Tzw. ustawa degradacyjna była potrzeba i oczekiwana od wielu, wielu lat; cieszę się, że została przyjęta - powiedział w czwartek marszałek Senatu Stanisław Karczewski.

Senat przyjął w czwartek bez poprawek tzw. ustawę degradacyjną. Zakłada ona możliwość pozbawiania stopni wojskowych osób i żołnierzy rezerwy, którzy w latach 1943-1990 swoją postawą "sprzeniewierzyli się polskiej racji stanu". Za przyjęciem ustawy bez zmian głosowało 57 senatorów, przeciw było 22. Jedna osoba wstrzymała się od głosu. Teraz ustawa trafi do podpisu prezydenta.

Karczewski w czwartek w rozmowie z dziennikarzami powiedział, że dziwi się, iż nie ma co do tej ustawy zgodności wszystkich partii. "Wydawało mi się, że będziemy głosować jednakowo, że jednakowo oceniamy przeszłość i że również senatorowie PO będą razem z nami głosować, ale okazało się, że jest inaczej" - zaznaczył.

Odnosząc się do głosowania posłów opozycji m.in. wicemarszałka Senatu Bogdana Borusewicza (PO), który powiedział dziennikarzom, że głosował przeciw przyjęciu ustawy, Karczewski ocenił, że jest to typowe działanie dla "totalnej" opozycji, żeby "krytykować i głosować inaczej, niż PiS".

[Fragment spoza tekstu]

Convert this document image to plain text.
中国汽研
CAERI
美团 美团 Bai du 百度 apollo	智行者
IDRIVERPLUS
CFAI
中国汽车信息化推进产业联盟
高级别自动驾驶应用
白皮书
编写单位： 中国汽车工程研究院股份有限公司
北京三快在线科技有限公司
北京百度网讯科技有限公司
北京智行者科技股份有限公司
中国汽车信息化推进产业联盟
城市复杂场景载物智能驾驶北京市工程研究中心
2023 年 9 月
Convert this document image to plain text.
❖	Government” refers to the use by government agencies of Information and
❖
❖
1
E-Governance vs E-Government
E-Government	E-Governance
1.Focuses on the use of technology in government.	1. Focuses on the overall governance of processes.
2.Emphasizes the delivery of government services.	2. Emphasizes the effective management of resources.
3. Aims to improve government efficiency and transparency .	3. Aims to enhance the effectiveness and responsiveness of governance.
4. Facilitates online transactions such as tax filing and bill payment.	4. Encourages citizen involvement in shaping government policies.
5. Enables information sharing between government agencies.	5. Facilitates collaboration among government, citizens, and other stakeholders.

"Ja głosowałem +za+ z pełnym przekonaniem, że ustawę trzeba poprzeć, że ustawa jest potrzebna, oczekiwana od wielu, wielu lat, że jest duże opóźnienie w uchwaleniu tej ustawy" - mówił Karczewski. "Cieszę, że ta ustawa została uchwalona" - oświadczył.

Na uwagę, czy nie można było uchwalić tej ustawy, kiedy żyli: Wojciech Jaruzelski i Czesław Kiszczak, Karczewski odparł: "Można było wcześniej, ale cieszę się, że w tej chwili to zrobiliśmy". (PAP)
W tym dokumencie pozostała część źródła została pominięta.